Lady Gaga and Madonna: Catfight! Makeout! Yawn!

How does an "SNL" sketch make two provocative pop stars seem so boring?

Published October 5, 2009 11:06AM (EDT)

Those with the sheer endurance to make it through the “Deep House Dish” sketch on this weekend's "SNL" (dance music is not that good! Yes, this is the entire joke) got a special gift: musical guest Lady Gaga and surprise star Madonna, in a battle to the death.

Now my first thoughts (along with pretty much everyone else I've spoken to about the sketch) were, "Wow, Kristen Wiig does a really good Madonna impression!” But, sadly, the Madonna impersonator in question was Madonna herself. And the sketch, despite being intensely unfunny – it seems as if Gaga and Madonna skipped several lines, resulting in two vaguely insulting non-sequiturs from the Lady before the whole thing devolved into latex-clad hair-pulling – has become an Internet sensation.

Of course, the reason the sketch failed was precisely the reason folks picked up on it. Gaga and Madonna – both masterful sexual provocateurs and profoundly subversive artists – were shoehorned into a “catfight” scenario as predictable, vanilla and crowd-tested as can be. Far be it for us to see these two playing off each other in a friendly, funny way; the fact that they're both good, and female, means that we must assume hostility. So Gaga disses Madonna, Madonna disses Gaga, hair is yanked, thigh-high boots are kicked, a dude demands they “kiss and make up,” the kiss turns into a three-way starring Kenan Thompson, etc. Reader, I zzzzzzz'd. Didn't we settle the whole “Madonna names heir to her throne with straight-girl makeouts” back in 2003?

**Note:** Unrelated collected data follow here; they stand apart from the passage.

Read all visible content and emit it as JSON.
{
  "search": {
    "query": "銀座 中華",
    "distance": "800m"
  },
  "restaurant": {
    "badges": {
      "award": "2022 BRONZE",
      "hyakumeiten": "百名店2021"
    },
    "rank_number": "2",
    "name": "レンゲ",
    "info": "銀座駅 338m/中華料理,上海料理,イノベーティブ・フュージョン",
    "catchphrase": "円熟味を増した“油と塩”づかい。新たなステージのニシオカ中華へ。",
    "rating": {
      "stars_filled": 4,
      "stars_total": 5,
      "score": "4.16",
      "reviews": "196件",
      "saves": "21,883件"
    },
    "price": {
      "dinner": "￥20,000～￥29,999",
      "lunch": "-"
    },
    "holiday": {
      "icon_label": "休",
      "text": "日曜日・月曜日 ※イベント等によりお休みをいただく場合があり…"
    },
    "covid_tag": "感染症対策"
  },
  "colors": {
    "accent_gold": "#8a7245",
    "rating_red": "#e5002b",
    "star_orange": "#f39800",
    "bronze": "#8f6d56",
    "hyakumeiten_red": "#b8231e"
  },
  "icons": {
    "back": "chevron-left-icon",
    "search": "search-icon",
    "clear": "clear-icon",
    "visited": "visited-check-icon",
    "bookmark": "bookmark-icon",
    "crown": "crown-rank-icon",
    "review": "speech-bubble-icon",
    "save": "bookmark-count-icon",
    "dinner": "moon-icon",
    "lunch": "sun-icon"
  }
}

And yet, it was exciting to see them together. Lady Gaga is delightful, for the same reasons that Madonna was delightful in her prime: They're weird. They both take the established script for sexy blonde pop stars (a script which, you could argue, Madonna largely wrote herself) and exaggerate it to the point of parody. Gaga's other high points on the show – performing “Love Game” dressed as a sexy gyroscope, or navigating a kiss with Andy Samberg through a plastic-bubble costume – show that she hasn't lost her sense of humor, or her taste for the absurd, and it's these moments that show Gaga alone has inherited Madonna's pinup-as-performance-artist glory. But of all the many sins committed by late-period "SNL," this may be the greatest: It managed to make Lady Gaga and Madonna boring.